Рыбий Пуп стоял с вымученной улыбкой, нервно куря сигарету за сигаретой, выслушивая это дурацкое зубоскальство, даже делая изредка вид, будто ему смешно, и теребил в руках злополучное уведомление. Наконец Бентли натягивал на долговязое тело грязную робу, надвигал на налитой кровью правый глаз мятый козырек засаленной кепки и, поджав в нитку губы, пригвождал посетителя к месту свирепым взглядом. (Однажды, безрезультатно окатив незваного гостя ушатом словесных помоев, Бентли стал для устрашения палить в потолок из своего тридцать второго.)

— Платить или не платить? — вопрошал Бентли, обращаясь словно бы к самому себе, но так, чтобы Рыбий Пуп слышал тоже. — Нет, дьявол! Не буду платить! — И, бесцеремонно отпихнув Пупа в сторону, уходил, хлопнув дверью.

Рыбий Пуп выдавливал из себя улыбку, а семейство Бентли валилось друг на друга, помирая со смеху.

— Слышал, что" сказано? Ни гроша тебе не будет за эту неделю, — вопила миссис Бентли, дожевывая кусок свиной отбивной, которую держала прямо жирными черными пальцами.

Ее потомство, заводя черные, полные слез глаза, билось в истерике. Дверь приоткрывалась, в нее осторожно заглядывал Бентли и, увидев, что Рыбий Пуп еще здесь, восклицал с притворным удивлением:

— Ты что, ниггер, делаешь в моем доме? Тебя кто сюда звал?

— Ой, только не я! — взвизгивала Сью, стыдливо прикрывая лицо недоеденной отбивной.

— Он не спросясь зашел! — кричали ее детки.

Бентли входил и почесывал затылок, буравя Пупа хитрыми глазками.
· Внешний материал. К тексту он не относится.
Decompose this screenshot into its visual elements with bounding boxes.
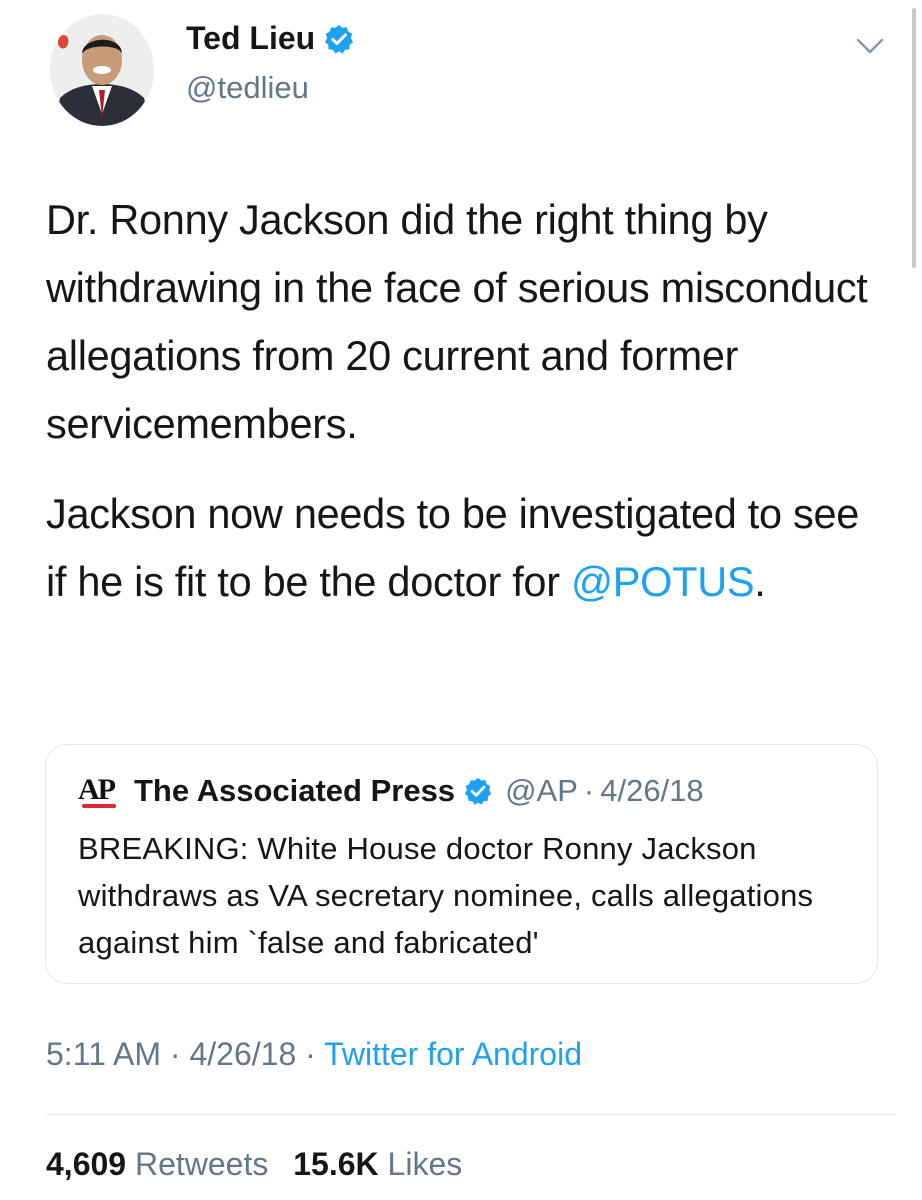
retweets-label: Retweets <box>134 1146 269 1182</box>
tweet-stats: 4,609 Retweets 15.6K Likes <box>46 1146 478 1183</box>
mention-link[interactable]: @POTUS <box>571 558 755 605</box>
quoted-tweet-text: BREAKING: White House doctor Ronny Jacks… <box>78 831 814 960</box>
ap-logo-bar <box>82 804 116 808</box>
retweets-stat[interactable]: 4,609 Retweets <box>46 1146 284 1182</box>
tweet-paragraph: Dr. Ronny Jackson did the right thing by… <box>46 196 868 447</box>
quoted-author-name: The Associated Press <box>134 773 456 808</box>
meta-separator: · <box>305 1036 316 1072</box>
divider <box>46 1114 894 1115</box>
likes-count: 15.6K <box>293 1146 379 1182</box>
tweet-time: 5:11 AM <box>46 1036 162 1072</box>
likes-stat[interactable]: 15.6K Likes <box>293 1146 478 1182</box>
quoted-tweet-date: 4/26/18 <box>600 773 704 808</box>
ap-logo: AP <box>78 771 120 811</box>
ap-logo-text: AP <box>78 773 116 806</box>
tweet-text: Dr. Ronny Jackson did the right thing by… <box>46 186 886 616</box>
quoted-meta-separator: · <box>583 773 595 808</box>
scrollbar[interactable] <box>912 8 916 268</box>
likes-label: Likes <box>387 1146 463 1182</box>
retweets-count: 4,609 <box>46 1146 127 1182</box>
tweet-source-link[interactable]: Twitter for Android <box>324 1036 582 1072</box>
tweet-timestamp: 5:11 AM · 4/26/18 · Twitter for Android <box>46 1036 582 1073</box>
author-handle[interactable]: @tedlieu <box>186 70 309 106</box>
verified-badge-icon <box>325 24 354 54</box>
tweet-paragraph: Jackson now needs to be investigated to … <box>46 480 886 616</box>
tweet-text-span: . <box>754 558 766 605</box>
quoted-tweet-card[interactable]: AP The Associated Press @AP · 4/26/18 BR… <box>45 744 878 984</box>
quoted-tweet-header: AP The Associated Press @AP · 4/26/18 <box>78 771 704 811</box>
author-name[interactable]: Ted Lieu <box>186 20 315 57</box>
avatar[interactable] <box>50 14 154 126</box>
tweet-date: 4/26/18 <box>189 1036 297 1072</box>
profile-photo <box>50 14 154 126</box>
quoted-author-handle: @AP <box>505 773 578 808</box>
meta-separator: · <box>169 1036 181 1072</box>
verified-badge-icon <box>464 777 492 805</box>
chevron-down-icon[interactable] <box>852 34 888 58</box>
author-name-row[interactable]: Ted Lieu <box>186 20 355 57</box>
— Стало быть, пока я работаю, ты, ниггер, втихаря пробираешься ко мне в дом баловаться с моей бабой?

И Сью, не выпуская отбивной, вскидывала руки, переминалась с ноги на ногу и виляла всем телом, туго надув черные щеки, словно удерживая смех. Но смех все-таки прорывался наружу, и она вскрикивала:

— Господи, вот это влипли!

Хихикающий молодняк пускался в дикий пляс, а Бентли, выхватив у Пупа уведомление, лез в карман, вытаскивал хрустящую десятку и с размаху припечатывал к ладони Рыбьего Пупа со словами:

— Вот тебе, ниггер, плата за квартиру! И учти, это — не тебе, это — папочке твоему! И передай ему, что не глядели бы на него, стервятника, мои глаза до самого до смертного часу. А когда они закроются и не будут его видеть — тогда, милости просим, пусть приходит за моим бренным телом!

Под раскаты хохота Рыбий Пуп прятал деньги и выдавал Бентли квитанцию.
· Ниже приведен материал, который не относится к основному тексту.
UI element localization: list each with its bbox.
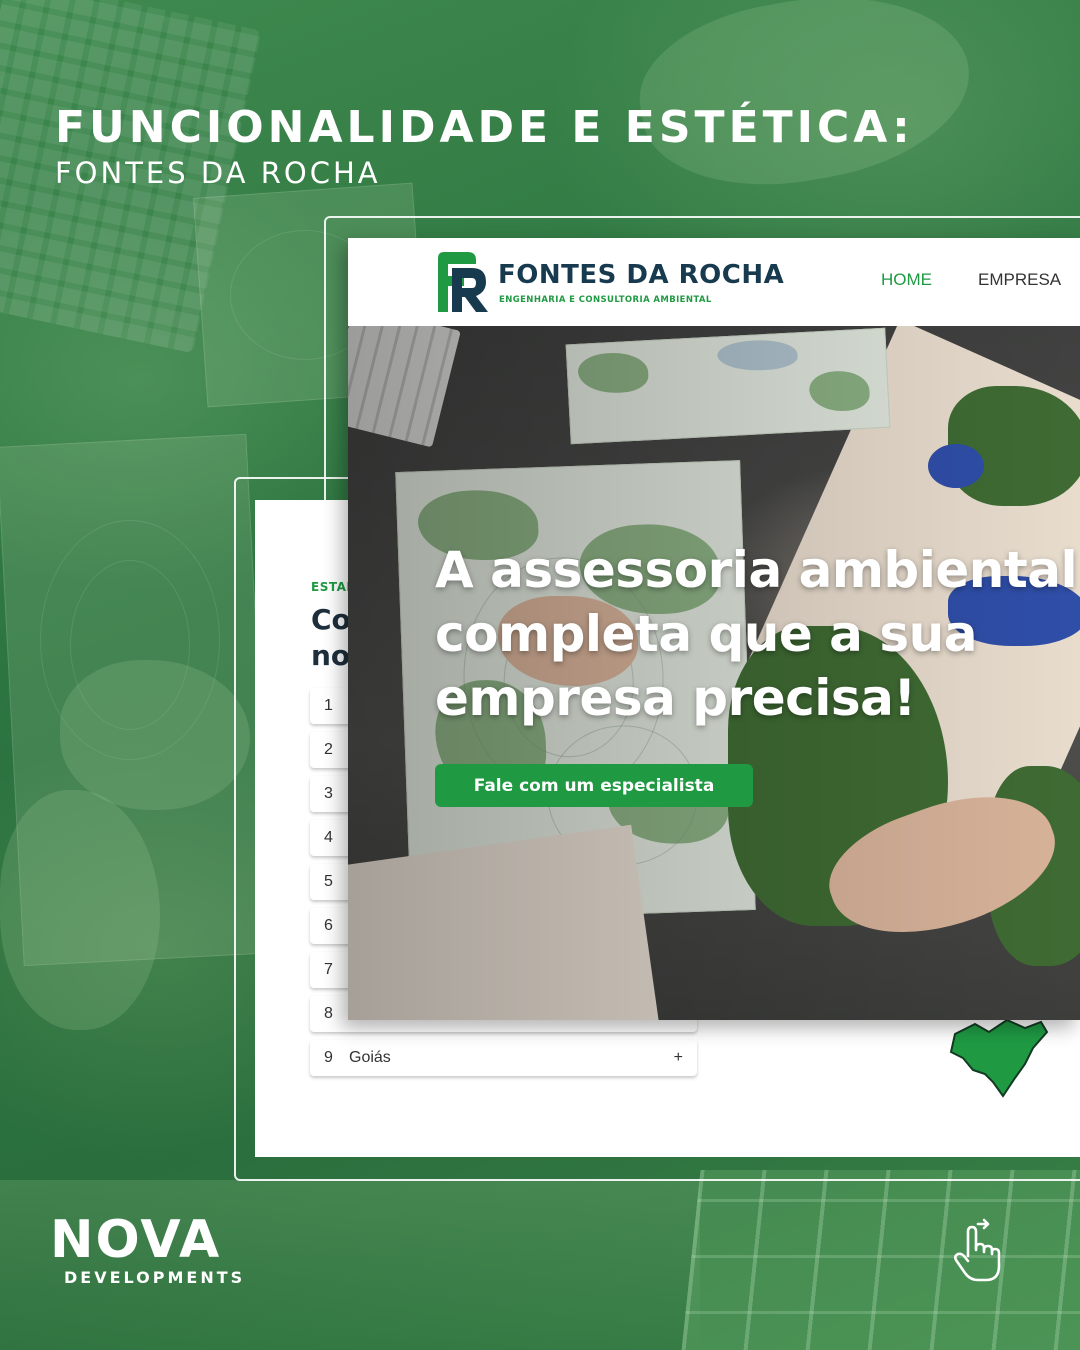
nav-item-home[interactable]: HOME [881, 270, 932, 290]
website-screenshot: A assessoria ambiental completa que a su… [348, 238, 1080, 1020]
states-title-line: Co [311, 603, 351, 636]
state-number: 7 [324, 961, 333, 978]
logo-tagline: ENGENHARIA E CONSULTORIA AMBIENTAL [499, 295, 712, 305]
state-number: 5 [324, 873, 333, 890]
brand-name: NOVA [50, 1210, 222, 1270]
hero-title: A assessoria ambiental completa que a su… [435, 541, 1078, 727]
headline-title: FUNCIONALIDADE E ESTÉTICA: [55, 102, 914, 153]
state-number: 6 [324, 917, 333, 934]
nav-item-empresa[interactable]: EMPRESA [978, 270, 1061, 290]
state-name: Goiás [349, 1049, 391, 1066]
expand-icon[interactable]: + [674, 1049, 683, 1067]
state-map-icon [949, 1018, 1049, 1098]
state-number: 1 [324, 697, 333, 714]
states-title-line: no [311, 639, 351, 672]
state-number: 3 [324, 785, 333, 802]
brand-logo: NOVA DEVELOPMENTS [50, 1212, 245, 1287]
state-number: 9 [324, 1049, 333, 1066]
state-number: 8 [324, 1005, 333, 1022]
state-number: 2 [324, 741, 333, 758]
headline-subtitle: FONTES DA ROCHA [55, 156, 381, 190]
main-nav: HOME EMPRESA [881, 270, 1061, 290]
contact-specialist-button[interactable]: Fale com um especialista [435, 764, 753, 807]
tap-hand-icon [954, 1218, 1001, 1282]
hero-section: A assessoria ambiental completa que a su… [348, 304, 1080, 1020]
brand-subtitle: DEVELOPMENTS [64, 1268, 246, 1287]
state-item[interactable]: 9 Goiás + [310, 1040, 697, 1076]
states-title: Co no [311, 602, 351, 674]
background-solar-panel [679, 1170, 1080, 1350]
logo-name: FONTES DA ROCHA [498, 260, 785, 290]
headline: FUNCIONALIDADE E ESTÉTICA: FONTES DA ROC… [55, 100, 914, 190]
site-header: FONTES DA ROCHA ENGENHARIA E CONSULTORIA… [348, 238, 1080, 326]
state-number: 4 [324, 829, 333, 846]
fr-logo-icon[interactable] [434, 250, 488, 314]
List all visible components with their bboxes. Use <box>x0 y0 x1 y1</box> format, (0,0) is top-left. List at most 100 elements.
— Ох, Боже ты мой, обхохочешься на него! Ну и попотел он у нас! — дружно потешалось семейство.

И для чего им нужно было все это выделывать? Между тем он не смел даже намекнуть, как глупо они себя ведут, ибо Тайри предупреждал, что стоит им почуять в нем осуждение — и дверь их дома для него закроется навсегда.

— Не спрашивай, Пуп, почему да отчего так поступают люди, — говорил ему Тайри. — У нашего народа это в крови. Чем тебе не резон.

Следующей была мисс Хансон, седенькая семидесятилетняя старушка, бывшая учительница, которая жила одна-одинешенька в единственной комнатке, насквозь пропахшей дезинфицирующими средствами. Каждую субботу она поджидала его с утра, вся в черном, в очках, съехавших на кончик приплюснутого коричневого носа, обнажив в улыбке вставные зубы, желтоватые, как слоновая кость, а на столе у нее уже стояли блюдечко с мисочкой и в них лежали деньги за квартиру.

— Доброе утро, мисс Хансон, — здоровался он. — Мне бы с вас получить за квартиру, если вы не возражаете.

— Возражаю, но деньги — вот они, — кудахтала мисс Хансон.